NZ beach closed over exploding whale threat
A pilot whale mother and calf lie in shallow waters at Farewell Spit. Photo: Getty
UPDATE 6AM MONDAY
New Zealand’s Department of Conservation has closed off a South Island beach covered in rotting whale carcasses, saying they could “explode” on volunteers.
The Southland Times reports that while Sunday had been a largely successful day of rescues, the dead whales remaining were a danger.
Conservation department staff and volunteers work to re-float the stranded whales. Photo: Dept. Conservation
DoC operations manager Mike Ogle said the carcasses were “just nasty”.
“These things explode from the stomach and if you’re standing right there it’s not very nice getting a ‘gut bomb’ on your face.”
On Sunday the department had better news, saying in a media update that 17 pilot whales that were part of a larger pod stranded on Saturday had been successfully turned around and sent into deeper water in Golden Bay.
“Two boats were used to guide the 17 whales out to rejoin the original diffuse pod and it is hoped that they will find a way into deeper, safer waters,” the statement said.
EARLIER
Volunteers are battling an environmental disaster in New Zealand, with hundreds of whales beaching themselves on the South Island.
The drama first unfolded overnight on Thursday when 416 whales stranded at Farewell Spit, with 75 per cent found dead on Friday morning.
At least 20 pilot whales were euthanised, while another 80 were refloated and joined a second pod of 200, according to the Department of Conservation.
But joy turned to despair with three new strandings on Saturday evening.
“The whole damn lot of them have come ashore,” a DOC spokesman said.
He said it was difficult to keep track of the whales’ movements, but that 50 had come ashore at one location and 70 at another.
“We are talking about a fairly major second stranding south of where we were,” the spokesman said.
In total, more than 650 pilot whales have beached themselves over a two-day period along a five-kilometre stretch of coastline at the tip of the South Island.
About 335 of the whales are dead, 220 remain stranded, and 100 are back at sea.
Department of Conservation Golden Bay Operations Manager Andrew Lamason said they were sure the second stranding involved a new pod because they had tagged all the re-floated whales from the first group and none of the new group had tags.
Volunteers were being called out again to try to keep the whales alive until an attempt to refloat them at high tide.
Hundreds of dead whales remained at the original stranding site, with Massey University pathologists carrying out necropsies to try to determine the cause of death.
Local iwi representatives Mairangi Reiher and Shane Graham have provided a karakia, or prayer, over the dead whales.
Volunteers pour water over the stranded pilot whales during a mass stranding at Farewell Spit.

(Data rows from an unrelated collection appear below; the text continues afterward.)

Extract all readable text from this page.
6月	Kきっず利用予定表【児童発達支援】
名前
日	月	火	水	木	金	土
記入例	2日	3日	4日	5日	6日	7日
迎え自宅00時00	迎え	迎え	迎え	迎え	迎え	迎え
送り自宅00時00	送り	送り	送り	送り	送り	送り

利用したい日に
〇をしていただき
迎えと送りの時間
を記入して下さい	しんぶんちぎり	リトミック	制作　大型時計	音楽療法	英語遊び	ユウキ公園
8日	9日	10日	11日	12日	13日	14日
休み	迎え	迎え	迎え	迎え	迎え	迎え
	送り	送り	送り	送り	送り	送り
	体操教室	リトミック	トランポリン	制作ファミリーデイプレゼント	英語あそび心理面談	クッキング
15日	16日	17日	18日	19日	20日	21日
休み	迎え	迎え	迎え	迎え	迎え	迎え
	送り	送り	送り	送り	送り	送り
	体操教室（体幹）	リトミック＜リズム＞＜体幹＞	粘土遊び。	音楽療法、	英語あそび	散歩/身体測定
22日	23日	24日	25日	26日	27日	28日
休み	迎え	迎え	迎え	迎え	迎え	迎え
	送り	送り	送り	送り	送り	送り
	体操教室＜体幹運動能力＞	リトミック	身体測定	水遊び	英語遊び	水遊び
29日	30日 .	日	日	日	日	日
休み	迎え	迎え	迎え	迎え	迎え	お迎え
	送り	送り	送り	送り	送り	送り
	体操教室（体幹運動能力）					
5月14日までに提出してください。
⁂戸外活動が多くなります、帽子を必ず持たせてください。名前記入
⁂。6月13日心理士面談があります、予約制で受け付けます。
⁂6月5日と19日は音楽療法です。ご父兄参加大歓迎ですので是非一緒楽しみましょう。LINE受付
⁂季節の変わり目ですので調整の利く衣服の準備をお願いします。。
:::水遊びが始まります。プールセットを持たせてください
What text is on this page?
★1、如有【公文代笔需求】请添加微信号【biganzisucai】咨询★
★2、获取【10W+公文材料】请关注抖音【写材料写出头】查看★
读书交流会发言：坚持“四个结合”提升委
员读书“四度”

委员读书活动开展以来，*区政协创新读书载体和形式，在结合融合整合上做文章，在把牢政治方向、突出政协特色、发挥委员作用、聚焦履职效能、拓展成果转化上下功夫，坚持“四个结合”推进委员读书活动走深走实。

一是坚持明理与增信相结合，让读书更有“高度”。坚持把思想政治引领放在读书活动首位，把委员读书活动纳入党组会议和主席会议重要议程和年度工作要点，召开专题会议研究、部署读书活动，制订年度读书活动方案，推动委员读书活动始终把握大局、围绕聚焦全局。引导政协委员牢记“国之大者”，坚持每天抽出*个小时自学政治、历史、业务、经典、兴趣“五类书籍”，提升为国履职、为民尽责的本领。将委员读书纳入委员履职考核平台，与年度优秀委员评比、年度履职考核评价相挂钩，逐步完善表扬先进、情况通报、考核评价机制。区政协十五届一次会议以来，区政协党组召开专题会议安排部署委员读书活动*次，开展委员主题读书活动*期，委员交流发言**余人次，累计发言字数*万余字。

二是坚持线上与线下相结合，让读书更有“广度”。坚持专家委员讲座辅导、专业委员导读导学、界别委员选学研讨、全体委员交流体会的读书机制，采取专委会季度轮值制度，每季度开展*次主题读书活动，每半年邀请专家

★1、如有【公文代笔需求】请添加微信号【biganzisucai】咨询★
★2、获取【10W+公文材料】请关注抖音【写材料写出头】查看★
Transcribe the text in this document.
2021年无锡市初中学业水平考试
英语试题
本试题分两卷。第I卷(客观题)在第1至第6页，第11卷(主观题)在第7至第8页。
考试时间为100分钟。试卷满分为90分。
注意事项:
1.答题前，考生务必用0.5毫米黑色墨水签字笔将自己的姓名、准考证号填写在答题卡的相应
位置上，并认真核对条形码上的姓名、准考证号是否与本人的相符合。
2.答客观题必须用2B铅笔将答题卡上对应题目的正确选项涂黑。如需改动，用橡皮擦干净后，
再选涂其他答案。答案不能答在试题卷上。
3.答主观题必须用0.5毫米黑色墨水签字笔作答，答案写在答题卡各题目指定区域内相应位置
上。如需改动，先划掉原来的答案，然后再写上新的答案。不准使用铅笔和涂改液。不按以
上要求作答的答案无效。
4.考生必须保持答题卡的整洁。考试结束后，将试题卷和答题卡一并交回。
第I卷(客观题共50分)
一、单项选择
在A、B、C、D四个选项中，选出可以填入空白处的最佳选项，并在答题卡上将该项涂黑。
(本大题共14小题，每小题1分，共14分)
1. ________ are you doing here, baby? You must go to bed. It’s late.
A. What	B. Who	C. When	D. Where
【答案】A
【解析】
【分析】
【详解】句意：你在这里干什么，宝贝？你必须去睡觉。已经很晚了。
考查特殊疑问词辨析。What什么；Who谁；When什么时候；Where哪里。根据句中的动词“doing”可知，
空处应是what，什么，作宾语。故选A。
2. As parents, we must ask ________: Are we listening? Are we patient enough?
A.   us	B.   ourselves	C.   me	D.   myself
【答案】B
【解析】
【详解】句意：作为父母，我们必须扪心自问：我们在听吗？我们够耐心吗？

Photo: Getty
The decision to euthanise those whales that could not be refloated was made to relieve suffering.
“We are not able to successfully refloat stranded whales in every case. Even when some whales are saved, others inevitably die from injuries and the stress of being stranded, particularly the more they re-strand, as commonly occurs, and the longer it goes on,” DOC says.
Mass beachings are not uncommon at Farewell Spit, where it is believed the gently shifting sandy beaches may not be picked up by the whales’ echolocation.
Up to 300 whales are dead after being stranded overnight. pic.twitter.com/OfqkR1o2fg
— AJ+ (@ajplus) February 11, 2017
Officials will soon need to turn to the grim task of disposing of hundreds of carcasses. One option being considered was to tether the carcasses to stakes or a boat in the shallow tidal waters and let them decompose.
The problem with towing them out to sea or leaving them was that they could become gaseous and buoyant, and end up causing problems by floating into populated bays.
Farewell Spit, a sliver of sand that arches like a hook into the Tasman Sea, has been the site of previous mass strandings. Sometimes described as a whale trap, the spit’s long coastline and gently sloping beaches seem to make it difficult for whales to navigate away from once they get close.
New Zealand Geographic reported pilot whales were the most common whale to beach in mass strandings on the country’s shores.
Between 1976 and 2000, 165 pilot whale strandings were recorded in New Zealand – half of them herd strandings – with 6000 whales in total running aground, it said.
This week’s event is the third-largest recorded in New Zealand since data started being collected in the 1800s.
About 1000 whales beached themselves on the Chatham Islands in 1918 and 450 in Auckland in 1985.